The Environmental issue is like a rope: at first it seems to be one thing, one entity, until you start teasing the ends, and then it begins to fray. And perhaps this is its most challenging aspect: there’s no one problem, which means there’s no one solution. Factors combine and connect: forces intersect and amplify, and people all around the world, regardless gender, caste and creed are affected. Today, more than ever before there is a need for extensive discourse on environmental affairs that plague not only us, but also future generations to come.

But why are we suddenly so aware of environmental issues? Let’s be honest, just for a second. Do we really care if the Balinese Tiger sub specie has gone extinct? Does it perturb us in the slightest, to know that the glaciers in the Himalaya’s are melting? I didn’t. You probably didn’t either. But our purposeful ignorance, can’t help us when we get sick. When someone we love falls sick.

For 3 years, I worked in a slum area in New Delhi. A curiously isolated enclave, it is a land without time, populated by rickshaws, street dogs, and narrow winding lanes. The vicinage was plagued with disease, delinquency and despair. The stench of urination and unbathed bodies would remain in my clothes as a staunch reminder even after I left. Open sewers served as a cesspool for multiple diseases, and as a swimming pool of sorts for the children that lived there. Cows, pigs and dogs lived in close contact with the people, there was open defecation and toxic garbage. Disease lingered in the air, just waiting for a chance to strike. I grew close to a girl, she was unsure of her age, but no more than 17 at the time we met. She was a wife, a mother, and a victim. A victim of our apathy, a victim of our ignorance, a victim of the disaster we are all responsible for. The water they got there was infected by pollutants, and her baby contracted diarrhea. Uneducated and unaware, she lost her child. Her husband works as causal labour in a cement factory, and has carcinoma of the lungs. Almost everyone in this tiny slum is living with TB or has latent TB. Yes, some might argue that adequate treatment might have saved her baby, and yes it might have. The husband should be wearing a mask and, the government should have more effective prevention strategies. If you’re asking these questions, I’d compare you to a goldfish in a bowl. Putting forward questions, only to do nothing about them, refusing to accept the reality that is.  Why did the child have to fall sick in the first place? Why are people living in such hell holes?

The lack of access to potable water, living in a toxic dumping ground and being subjected to every kind of pollutant is a reality that exists for many. It’s the best option, when no alternative exists. This made me aware of the dichotomy that exists in my society, and society’s globally. A certain segment of society chooses to be ignorant of the environmental issue, yet contributes the most to its detriment. The other segment bears the repercussions, and they are shunned in oblivion. However, there isn’t much time before both segments face the reality of the latter- and then it will be too late.

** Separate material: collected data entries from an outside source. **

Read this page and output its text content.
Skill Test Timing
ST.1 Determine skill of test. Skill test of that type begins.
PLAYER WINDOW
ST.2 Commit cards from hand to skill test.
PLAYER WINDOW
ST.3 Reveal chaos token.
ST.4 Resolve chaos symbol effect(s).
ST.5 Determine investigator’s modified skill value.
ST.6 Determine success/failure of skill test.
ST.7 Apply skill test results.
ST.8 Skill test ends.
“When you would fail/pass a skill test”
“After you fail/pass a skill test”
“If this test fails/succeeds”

We need to understand and show the correlates of health and the environment beyond a statistical abstraction. While basic Economics dictates, that correlation does not necessarily entail causation- it is a fact, that when Health and the environment are concerned it is.

I look around me now, almost ever other person I know is sick. Sick with a disease that is preventable. A disease they wouldn’t have contracted, had we stopped sweeping the environmental issues under the carpet, a long time ago.